What does happen is that Śukadeva Goswami's ecstasy inspires him to narrate
Chastising Kaliya. And that's going back to Krishna's childhood. Now we would
say, oh yeah, he remembered that. He forgot that pastime. However, in the
concept of eternal time or spiritual eternality, Śukadeva Goswami didn't just
remember, he actually eternally sees those pastimes going on side by side
because they never pass away. They are always there. And he was very attracted
to narrating that, or he wanted to also narrate that. And so he did, and so he
went back to that.
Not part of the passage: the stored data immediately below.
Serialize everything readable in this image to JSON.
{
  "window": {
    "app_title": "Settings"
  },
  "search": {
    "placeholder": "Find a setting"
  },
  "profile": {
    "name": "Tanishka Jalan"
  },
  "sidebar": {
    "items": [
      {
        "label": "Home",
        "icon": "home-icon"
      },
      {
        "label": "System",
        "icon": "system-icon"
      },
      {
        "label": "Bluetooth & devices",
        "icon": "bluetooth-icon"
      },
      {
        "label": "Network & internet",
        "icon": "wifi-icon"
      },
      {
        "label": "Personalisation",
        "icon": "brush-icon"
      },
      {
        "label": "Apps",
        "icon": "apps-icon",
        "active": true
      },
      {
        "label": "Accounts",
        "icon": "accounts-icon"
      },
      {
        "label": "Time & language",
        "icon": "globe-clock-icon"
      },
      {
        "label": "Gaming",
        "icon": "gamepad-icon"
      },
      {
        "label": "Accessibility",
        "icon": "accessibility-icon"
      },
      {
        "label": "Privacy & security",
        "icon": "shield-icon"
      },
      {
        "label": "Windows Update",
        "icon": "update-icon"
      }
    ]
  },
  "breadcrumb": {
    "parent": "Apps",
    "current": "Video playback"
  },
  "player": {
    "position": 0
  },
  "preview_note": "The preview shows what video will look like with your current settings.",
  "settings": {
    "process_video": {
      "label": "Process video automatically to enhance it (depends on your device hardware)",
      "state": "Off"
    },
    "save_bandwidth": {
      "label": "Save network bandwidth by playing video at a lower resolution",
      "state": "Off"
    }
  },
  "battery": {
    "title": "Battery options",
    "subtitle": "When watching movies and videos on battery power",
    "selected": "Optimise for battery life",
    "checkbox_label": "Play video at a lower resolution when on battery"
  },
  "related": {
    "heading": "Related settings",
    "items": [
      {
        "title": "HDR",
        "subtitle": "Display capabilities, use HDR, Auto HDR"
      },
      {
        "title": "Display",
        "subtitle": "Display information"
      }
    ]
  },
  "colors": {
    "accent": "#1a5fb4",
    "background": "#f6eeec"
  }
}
So there are examples like this in Shastra in which eternal
associates of the Lord, great devotees, where they don't necessarily stick to
the chronology of past times. Not because they forgot, not because they
remembered, but because they're seeing path for them. Past and future is all
present.
mattaḥ smṛtir jñānam apohanaṁ ca
(BG 15.15) ,
just like Krsna says that for me, I know past, present
and future. How does he know it? He doesn't remember it. He sees it. Everything
is existing. So that's like a taste or an idea, that's a real taste of what
this eternal time is like. And devotees who like, they can do research on it.
Others can just meditate on it. This is a good philosophical meditation - siddhānta
baliyā citte nā kara alasa (CC Adi 2.117)! Hare Krishna.